6. Par ailleurs, aux termes de l’article L. 345-2 du code de l’action sociale et des familles : « Dans chaque département est mis en place, sous l’autorité du représentant de l’Etat, un dispositif de veille sociale chargé d’accueillir les personnes sans abri ou en détresse, de procéder à une première évaluation de leur situation médicale, psychique et sociale et de les orienter vers les structures ou services qu’appelle leur état. Cette orientation est assurée par un service intégré d’accueil et d’orientation (…) ». Aux termes de l’article L. 345-2-2 de ce code : « Toute personne sans abri en situation de détresse médicale, psychique ou sociale a accès, à tout moment, à un dispositif d’hébergement d’urgence. Cet hébergement d’urgence doit lui permettre, dans des conditions d’accueil conformes à la dignité de la personne humaine et garantissant la sécurité des biens et des personnes, de bénéficier de prestations assurant le gîte, le couvert et l’hygiène, une première évaluation médicale, psychique et sociale, réalisée au sein de la structure d’hébergement ou, par convention, par des professionnels ou des organismes extérieurs et d’être orientée vers tout professionnel ou toute structure susceptibles de lui apporter l’aide justifiée par son état, notamment un centre d’hébergement et de réinsertion sociale, un hébergement de stabilisation, une pension de famille, un logement-foyer, un établissement pour personnes âgées dépendantes, un lit halte soins santé ou un service hospitalier (…) ».

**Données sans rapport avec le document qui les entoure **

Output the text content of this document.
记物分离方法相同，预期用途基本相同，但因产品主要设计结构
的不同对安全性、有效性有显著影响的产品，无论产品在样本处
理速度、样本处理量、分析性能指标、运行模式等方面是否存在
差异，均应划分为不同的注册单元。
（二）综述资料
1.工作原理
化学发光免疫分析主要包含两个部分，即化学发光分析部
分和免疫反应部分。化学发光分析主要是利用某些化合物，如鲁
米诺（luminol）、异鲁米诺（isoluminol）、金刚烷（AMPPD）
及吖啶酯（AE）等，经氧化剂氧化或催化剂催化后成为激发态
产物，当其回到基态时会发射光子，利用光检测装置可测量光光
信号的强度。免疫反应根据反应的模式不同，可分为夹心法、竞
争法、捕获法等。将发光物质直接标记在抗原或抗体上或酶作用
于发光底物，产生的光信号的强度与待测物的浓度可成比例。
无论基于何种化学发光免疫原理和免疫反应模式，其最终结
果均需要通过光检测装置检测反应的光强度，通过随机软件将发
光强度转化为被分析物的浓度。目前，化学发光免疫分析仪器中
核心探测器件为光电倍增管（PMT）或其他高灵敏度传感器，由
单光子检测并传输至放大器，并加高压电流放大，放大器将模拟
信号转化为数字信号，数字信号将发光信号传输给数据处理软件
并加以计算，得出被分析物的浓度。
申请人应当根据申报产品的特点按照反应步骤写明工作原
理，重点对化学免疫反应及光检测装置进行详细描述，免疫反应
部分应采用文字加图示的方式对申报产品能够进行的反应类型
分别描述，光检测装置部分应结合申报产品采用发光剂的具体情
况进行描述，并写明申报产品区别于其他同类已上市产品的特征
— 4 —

7. Il appartient aux autorités de l’Etat, sur le fondement de ces dispositions, de mettre en œuvre le droit à l’hébergement d’urgence reconnu par la loi à toute personne sans abri qui se trouve en situation de détresse médicale, psychique ou sociale. Seule une carence caractérisée des autorités de l’Etat dans la mise en œuvre du droit à l’hébergement d’urgence peut faire apparaître, pour l’application de l’article L. 521-2 du code de justice administrative, une atteinte manifestement illégale à une liberté fondamentale permettant au juge des référés de faire usage des pouvoirs qu’il tient de ce texte, en ordonnant à l’administration de faire droit à une demande d’hébergement d’urgence. Il lui incombe d’apprécier, dans chaque cas, les diligences accomplies par l’administration, en tenant compte des moyens dont elle dispose, ainsi que de l’âge, de l’état de santé et de la situation de famille de la personne intéressée.

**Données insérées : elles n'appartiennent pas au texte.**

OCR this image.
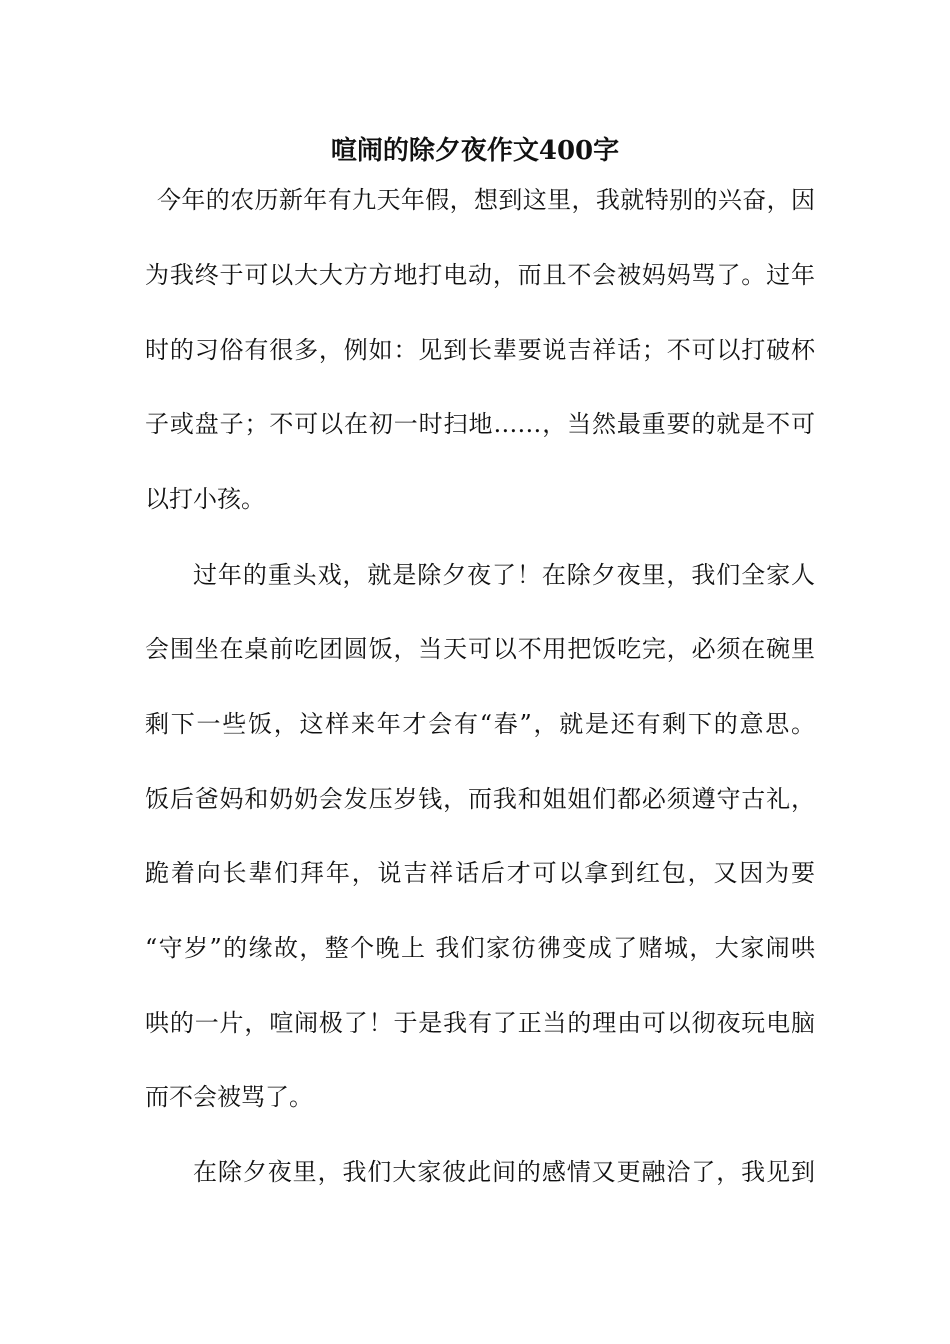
喧闹的除夕夜作文400字
今年的农历新年有九天年假，想到这里，我就特别的兴奋，因
为我终于可以大大方方地打电动，而且不会被妈妈骂了。过年
时的习俗有很多，例如：见到长辈要说吉祥话；不可以打破杯
子或盘子；不可以在初一时扫地……，当然最重要的就是不可
以打小孩。
过年的重头戏，就是除夕夜了！在除夕夜里，我们全家人
会围坐在桌前吃团圆饭，当天可以不用把饭吃完，必须在碗里
剩下一些饭，这样来年才会有“春”，就是还有剩下的意思。
饭后爸妈和奶奶会发压岁钱，而我和姐姐们都必须遵守古礼，
跪着向长辈们拜年，说吉祥话后才可以拿到红包，又因为要
“守岁”的缘故，整个晚上 我们家彷彿变成了赌城，大家闹哄
哄的一片，喧闹极了！于是我有了正当的理由可以彻夜玩电脑
而不会被骂了。
在除夕夜里，我们大家彼此间的感情又更融洽了，我见到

8. Si Mme D… fait valoir qu’elle se trouve dans une situation de détresse médicale, psychique et sociale au sens des dispositions de l’article L. 345-2-2 du code de l’action sociale et des familles et est ainsi susceptible de justifier d’un droit à l’hébergement d’urgence, eu égard à l’injonction prononcée au point 5, il n’y a pas lieu, en l’état des éléments soumis au juge des référés, de prononcer une injonction à l’encontre de l’Etat.
Sur l’admission provisoire à l’aide juridictionnelle et les frais d’instance :
9. D’une part, aux termes de l’article 20 de la loi du 10 juillet 1991 modifiée relative à l’aide juridique : « Dans les cas d’urgence (…) l’admission provisoire à l’aide juridictionnelle peut être prononcée (…) par la juridiction compétente ou son président (…) ». Eu égard à l’urgence qui s’attache à ce qu’il soit statué sur la requête, il y a lieu d’admettre Mme D… au bénéfice de l’aide juridictionnelle à titre provisoire.

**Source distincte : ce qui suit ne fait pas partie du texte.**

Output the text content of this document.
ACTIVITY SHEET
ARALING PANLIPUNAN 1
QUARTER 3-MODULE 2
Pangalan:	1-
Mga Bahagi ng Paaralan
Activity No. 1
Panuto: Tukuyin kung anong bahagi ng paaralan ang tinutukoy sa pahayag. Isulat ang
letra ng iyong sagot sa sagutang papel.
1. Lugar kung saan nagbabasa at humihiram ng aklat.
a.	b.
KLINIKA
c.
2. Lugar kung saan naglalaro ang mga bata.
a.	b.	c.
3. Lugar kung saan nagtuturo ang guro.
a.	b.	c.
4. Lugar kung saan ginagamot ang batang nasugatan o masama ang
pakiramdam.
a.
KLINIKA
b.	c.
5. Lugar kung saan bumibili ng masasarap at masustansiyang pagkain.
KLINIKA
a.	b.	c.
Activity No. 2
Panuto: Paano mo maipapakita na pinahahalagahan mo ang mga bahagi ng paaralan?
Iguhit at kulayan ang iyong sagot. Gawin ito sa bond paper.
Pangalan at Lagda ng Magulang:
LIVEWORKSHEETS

10. Mme D… ayant été admise au bénéfice de l’aide juridictionnelle à titre provisoire, son avocate peut se prévaloir des dispositions du second alinéa de l’article 37 de la loi du 10 juillet 1991. Il y a lieu, dans les circonstances de l’espèce, de mettre à la charge de l’Etat la somme de 1 000 euros à verser à Me Grebaut, sous réserve qu’elle renonce à percevoir la part contributive de l’Etat, en application desdites dispositions. Dans le cas où l’aide juridictionnelle ne serait pas accordée à la requérante par le bureau d’aide juridictionnelle, la somme de 1 000 euros sera versée à Mme D….
O R D O N N E :
Article 1er : Mme D… est admise au bénéfice de l’aide juridictionnelle à titre provisoire.
Article 2 : Il est enjoint au département des Bouches-du-Rhône d’assurer, dans un délai de quarante-huit heures à compter de la notification de la présente ordonnance, une prise en charge de Mme D… et de ses enfants par toute solution d’hébergement y compris hôtelier, dans un lieu géographiquement compatible avec la scolarisation et l’état de santé de son enfant.
Article 3 : Sous réserve de l’admission définitive de Mme D… à l’aide juridictionnelle et sous réserve que Me Grebaut renonce à percevoir la somme correspondant à la part contributive de l’État, ce dernier versera une somme de 1 000 euros à Me Grebaut, en application des dispositions du deuxième alinéa de l’article 37 de la loi du 10 juillet 1991. Dans le cas où l’aide juridictionnelle ne serait pas accordée à Mme D… par le bureau d’aide juridictionnelle, la somme de 1 000 euros lui sera versée au titre de l’article L. 761-1 du code de justice administrative.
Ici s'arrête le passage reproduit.